Re: Web site definition

From: Jim Pitkow (pitkow@parc.xerox.com)
Date: Fri, Jan 08 1999


Message-Id: <4.1.19990108000005.0094e830@mailback.parc.xerox.com>
Date: Fri, 8 Jan 1999 00:10:39 PST
To: "Lavoie,Brian" <lavoie@oclc.org>, "'www-wca@w3.org'" <www-wca@w3.org>
From: Jim Pitkow <pitkow@parc.xerox.com>
Subject: Re: Web site definition

At 02:12 PM 1/4/99 , Lavoie,Brian wrote:
>In my opinion, the only unambiguous way to define a Web site is as the set
>of all Web pages (and I think your definition of this concept is a very good
>one) that share a common host, defined by either the IP address, or
>preferably, the domain name, if it exists. In this sense, any Web page can
>be assigned to a unique Web site based only on information contained in the
>URL. Perhaps this is what you meant in your definition.

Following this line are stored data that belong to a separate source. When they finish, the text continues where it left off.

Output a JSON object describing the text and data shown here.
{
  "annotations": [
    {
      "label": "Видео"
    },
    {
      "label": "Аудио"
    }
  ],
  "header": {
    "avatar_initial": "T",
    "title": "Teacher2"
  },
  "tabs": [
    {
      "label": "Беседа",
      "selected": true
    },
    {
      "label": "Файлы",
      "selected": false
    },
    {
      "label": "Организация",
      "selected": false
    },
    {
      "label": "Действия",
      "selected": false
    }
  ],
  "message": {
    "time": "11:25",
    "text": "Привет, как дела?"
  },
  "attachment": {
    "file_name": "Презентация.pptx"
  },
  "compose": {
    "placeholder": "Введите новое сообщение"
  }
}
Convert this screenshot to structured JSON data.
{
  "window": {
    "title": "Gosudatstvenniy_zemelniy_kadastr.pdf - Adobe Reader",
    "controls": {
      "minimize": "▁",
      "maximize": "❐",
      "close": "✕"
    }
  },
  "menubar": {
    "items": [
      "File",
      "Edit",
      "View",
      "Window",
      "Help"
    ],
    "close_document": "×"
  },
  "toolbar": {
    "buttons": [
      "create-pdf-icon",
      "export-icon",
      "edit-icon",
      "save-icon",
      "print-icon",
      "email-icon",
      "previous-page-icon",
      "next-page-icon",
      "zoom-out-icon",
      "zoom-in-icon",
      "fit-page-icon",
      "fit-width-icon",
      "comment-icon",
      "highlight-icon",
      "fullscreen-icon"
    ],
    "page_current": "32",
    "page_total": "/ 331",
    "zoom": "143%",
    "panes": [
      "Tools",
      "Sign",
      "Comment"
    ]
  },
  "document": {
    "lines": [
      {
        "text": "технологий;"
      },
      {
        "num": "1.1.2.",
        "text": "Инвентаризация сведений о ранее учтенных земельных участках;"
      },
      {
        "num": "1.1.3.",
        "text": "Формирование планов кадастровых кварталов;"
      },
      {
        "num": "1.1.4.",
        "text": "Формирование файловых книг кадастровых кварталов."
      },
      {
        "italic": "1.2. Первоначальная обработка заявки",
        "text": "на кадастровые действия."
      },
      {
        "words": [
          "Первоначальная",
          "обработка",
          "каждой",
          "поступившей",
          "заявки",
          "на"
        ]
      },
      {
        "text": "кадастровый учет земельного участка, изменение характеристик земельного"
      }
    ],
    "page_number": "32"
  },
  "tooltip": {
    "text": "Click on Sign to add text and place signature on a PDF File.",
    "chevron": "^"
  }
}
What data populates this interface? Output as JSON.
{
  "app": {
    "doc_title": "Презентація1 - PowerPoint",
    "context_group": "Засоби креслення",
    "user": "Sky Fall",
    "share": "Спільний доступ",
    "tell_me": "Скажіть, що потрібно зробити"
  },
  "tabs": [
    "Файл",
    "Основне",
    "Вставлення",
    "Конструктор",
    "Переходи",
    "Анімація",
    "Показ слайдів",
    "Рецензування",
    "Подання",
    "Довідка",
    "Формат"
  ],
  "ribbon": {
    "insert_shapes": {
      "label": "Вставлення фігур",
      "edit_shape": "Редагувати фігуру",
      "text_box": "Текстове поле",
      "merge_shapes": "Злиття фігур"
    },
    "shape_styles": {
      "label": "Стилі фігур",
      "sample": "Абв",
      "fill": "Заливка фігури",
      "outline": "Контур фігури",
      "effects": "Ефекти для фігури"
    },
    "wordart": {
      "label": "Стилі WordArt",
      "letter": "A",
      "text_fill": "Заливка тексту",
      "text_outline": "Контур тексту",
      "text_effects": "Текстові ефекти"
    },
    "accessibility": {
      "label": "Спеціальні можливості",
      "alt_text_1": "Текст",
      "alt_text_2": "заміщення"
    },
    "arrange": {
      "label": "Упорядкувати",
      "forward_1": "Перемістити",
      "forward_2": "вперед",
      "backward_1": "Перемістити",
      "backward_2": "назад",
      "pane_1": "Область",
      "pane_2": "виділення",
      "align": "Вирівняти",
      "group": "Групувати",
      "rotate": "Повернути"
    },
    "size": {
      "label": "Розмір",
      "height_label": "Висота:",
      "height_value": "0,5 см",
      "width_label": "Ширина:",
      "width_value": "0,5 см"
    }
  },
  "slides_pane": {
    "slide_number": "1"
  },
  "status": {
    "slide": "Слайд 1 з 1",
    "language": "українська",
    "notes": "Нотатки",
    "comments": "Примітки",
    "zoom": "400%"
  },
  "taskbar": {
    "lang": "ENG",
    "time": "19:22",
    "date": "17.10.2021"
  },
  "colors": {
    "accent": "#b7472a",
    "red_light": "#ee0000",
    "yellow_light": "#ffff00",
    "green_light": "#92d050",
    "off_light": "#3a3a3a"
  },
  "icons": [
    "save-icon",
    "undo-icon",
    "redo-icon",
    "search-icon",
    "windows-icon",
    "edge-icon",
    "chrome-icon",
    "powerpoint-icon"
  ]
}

I agree that the definition was too lose and I like yours better.  Still,
there are tough cases like domains with many sub-domains that also load
balance servers, e.g., automatically determining that w5.ibm.com and
wo1.ibm.com different web sites (or are they the same?).  If the domain
name is different but the IP is the same, do you consider it the same site
(e.g., virtual hosting)?

It may be worth enumerating various cases and providing our default
counting method for each.  Care to take a stab at it?

>Our research group has done some thinking about appropriate terminology for
>Web entities. Some of this was presented at the workshop in November. If
>interested, please visit:
>http://www.oclc.org/oclc/research/projects/webstats/taxonomy.htm

Thanks for the pointer - I'll try to work those definitions in.

Jim.